My own renewable heat and power installation received a boost this week when Tim came over from Ireland and gave me a crash course in waste veg oil filtering.

Waste veg oil is rather unpleasant stuff, but a whole lot nicer than petrol or diesel. Once you get into a routine of collecting oil from pubs and restaraunts - religiously every week (so as not to piss off the owner or chef), and keeping your filter barrel topped up on a daily basis - just 5 minutes per day, then the rest is child's play.

Today was a rather dull day and the solar water heater doesn't perform too well when it's cloudy -so I rigged up a cable direct from the Lister alternator to my 3kW immersion heater in the hot water tank, and ran the Lister for a couple of hours on filtered waste vegetale oil - courtesy of my local pub.

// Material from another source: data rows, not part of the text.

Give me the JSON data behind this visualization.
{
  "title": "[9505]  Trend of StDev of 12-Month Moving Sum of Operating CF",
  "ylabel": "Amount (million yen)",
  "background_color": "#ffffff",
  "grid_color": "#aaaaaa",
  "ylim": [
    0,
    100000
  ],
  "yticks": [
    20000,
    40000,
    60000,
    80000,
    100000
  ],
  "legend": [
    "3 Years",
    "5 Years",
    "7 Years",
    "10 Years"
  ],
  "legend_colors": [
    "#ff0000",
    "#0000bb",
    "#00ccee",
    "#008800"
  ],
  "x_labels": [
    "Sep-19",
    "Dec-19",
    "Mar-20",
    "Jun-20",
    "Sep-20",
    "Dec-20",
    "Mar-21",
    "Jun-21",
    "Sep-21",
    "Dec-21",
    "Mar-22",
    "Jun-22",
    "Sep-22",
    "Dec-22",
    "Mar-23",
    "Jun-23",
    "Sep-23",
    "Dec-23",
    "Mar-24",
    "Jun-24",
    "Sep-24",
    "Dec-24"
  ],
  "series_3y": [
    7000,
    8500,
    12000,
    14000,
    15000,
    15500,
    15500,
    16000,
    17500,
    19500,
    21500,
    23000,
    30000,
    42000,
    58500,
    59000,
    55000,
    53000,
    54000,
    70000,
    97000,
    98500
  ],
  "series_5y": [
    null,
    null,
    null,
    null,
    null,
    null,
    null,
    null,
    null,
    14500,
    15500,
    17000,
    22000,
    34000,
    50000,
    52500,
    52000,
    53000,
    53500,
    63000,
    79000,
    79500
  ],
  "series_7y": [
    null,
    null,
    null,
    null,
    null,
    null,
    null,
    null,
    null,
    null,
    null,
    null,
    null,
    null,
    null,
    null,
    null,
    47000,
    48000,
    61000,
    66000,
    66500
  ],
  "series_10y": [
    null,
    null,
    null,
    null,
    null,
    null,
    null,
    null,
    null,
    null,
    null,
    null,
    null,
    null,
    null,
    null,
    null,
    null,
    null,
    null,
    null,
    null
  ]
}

It soon became apparent that the alternator had power to spare, so the dishwasher was plugged into a 30 foot extension cable and this was then plugged into the Lister alternator.

I am now in the process of installing a 20 gallon hot water / cooling tank, adjacent to the Lister, so that it has plenty of coolant capacity, and it can heat my domestic hot water from its coolant via a copper coil in the local coolant tank.

It should be remembered that a typical diesel engine converts on third of its fuel energy into mechanical power and the other two thirds appear as waste heat via the exhaust and coolant circuit. If it's heat that you are after - then there is no better way of converting waste vegetable oil into heat than using a slow speed diesel engine. No worries about Turk or Babington burners in this household!

If you want to follow this route, you need to pass a simple test: Just stick your forearm up to the shoulder into a barrel of rancid veg-oil gloop to tighten a leaking drain tap. If you can cope with that - then you are en route for sustainable free fuel forever!

We hope to have some of this technology on display later this summer at the Great Dorset Steam Fair.

Waste Vegetable Oil - For Dummies - Part 1


On Saturday evening, fellow renewable fuel enthusiast, Tim from Tang arrived for the weekend, and we set about getting me properly set up for filtering waste vegetable oil.

Tim had driven the 400 miles or so from Athlone in central southern Ireland, in his veg oil fuelled Mitsubishi jeep (left), and I had offered him all the veg oil he needed to get home - provided that we could filter it.

Using a plastic 208 litre drum with a 250mm hole cut in the top with a jig-saw, Tim made a filter bag support from an old plastic flower pot with it's base removed, and a plywood cover to hold the filter bag in place.

We then fitted a oil draining tap about 8" up from the bottom of the barrel, and a water draining tap at the very bottom.

Now for the fun bit! I already had 10 cans of waste veg oil that had been collected last year from a local pub, and had been settling for a year. Tim up-ended these into the filter barrel until the point where the whiteish looking animal fat just started to appear at the mouth of the can - you don't want that in the mix, so it was time to stop pouring.

We poured about 80 litres of WVO into the tank, and then emptied it via the drain tap into 3 empty cans. We then poured these back into the top of the filter for a second pass through the now wetted filter bag.

The following morning we extracted about 70 litres of perfectly filtered veg oil, 20 litres of which, Tim poured straight into the tank of his Mitsubishi jeep (photo above). The rest I kept in the filter tank for the Lister engine generator.

Thanks to Tim Dawson-Stanley for all his help and enthusiasm over the last few days. He specialises in the supply of vegetable oil fuelled combined heat and power systems and vegetable oil conversions for vehicles in southern Ireland. Tim can be contacted at timfromtang@gmail.com

The Lister has been running for several hours for the last two days on the filtered waste vegetable oil - straight from the filter barrel - there will be an update in a later post.